Für die Pfalz und das Elsass könnte ich auch noch einige Anlagen nennen, die nicht einmal in den Karten vermerkt sind - und diese sind zumeist mit denen identisch, denen auch ein Hinweisschild fehlt. Stattliche Ruinen und Burgstellen dabei! Aber für beide Gebiete gibt es annähernd komplette Burgenlexika, wobei das elsässische ("Nouveau Dictionnaire des châteaux forts", von mir abgekürzt als "Salch 1991") doch einige Ergänzungen erfahren hat, nachzulesen in den "Études médiévales" (1-5) und vor allem in der Nachfolgezeitschrit "Châteaux forts d'Alsace", die jährlich erscheint.
Gesperrt sind im Elsass und in Lothringen mittlerweile rechts viele Anlagen, gerade im Wasgau sind etliche der schönsten Felsenburgen betroffen: Waldeck (Canton Bitche, Moselle 57), Falkenstein (nur Oberburg, Canton Bitche), Klein-Arnsberg (nur Oberburg, Canton Wissembourg, Bas-Rhin 67). In Zentral-Lothringen Louvigny (Ct. Verny, südlich von Metz, Moselle 57). Besonders schade ist es um die Burgengrippe Lutzelbourg/Rathsamhausen bei Ottrott (Canton Rosheim, Bas-Rhin 67), die nicht zugänglich ist, aber auch Dreistein (dito) und Waldesberg/Hagelschloss (dito) sind offiziell gesperrt. Bei Haut-Andlau (Canton Barr, Bas-Rhin 67) laufen Restaurierungsarbeiten. Immer noch gesperrt wegen Restaurierungsarbeiten ist meiner Kenntnis nach Morimont (Canton Ferrette, Haut-Rhin, 68) und seit neuestem die hoch über Colmar gelegene Burgruine Hohnack (Canton Lapoutroie, Haut-Rhin, 68).

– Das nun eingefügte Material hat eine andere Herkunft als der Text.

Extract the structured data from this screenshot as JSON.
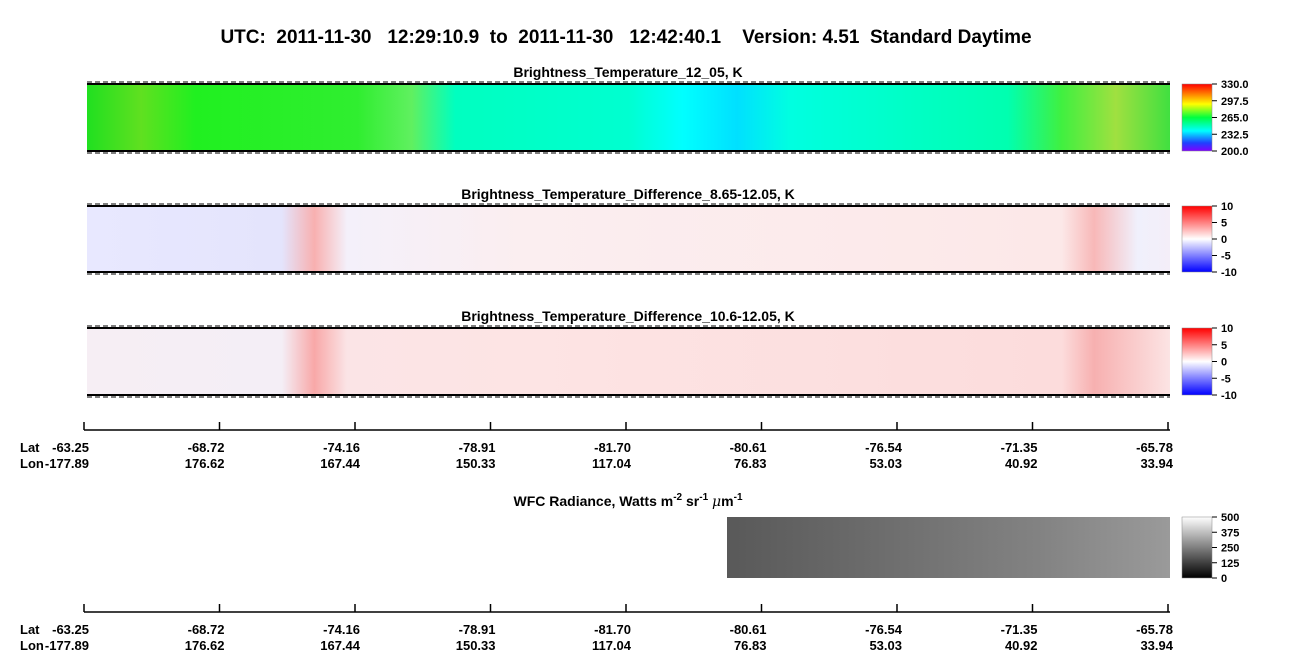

Für Frankreich kann man festhlten: immer mehr ist gesperrt und oft auch recht wirksam verrammelt. Nicht ohne Grund, aber in Deutschland gibt es viel Anlagegn in schlechtem Zustand, die nicht gesperrt sind (Zuzenhausen, Rhein-Neckar-Kreis, Baden-Württemberg).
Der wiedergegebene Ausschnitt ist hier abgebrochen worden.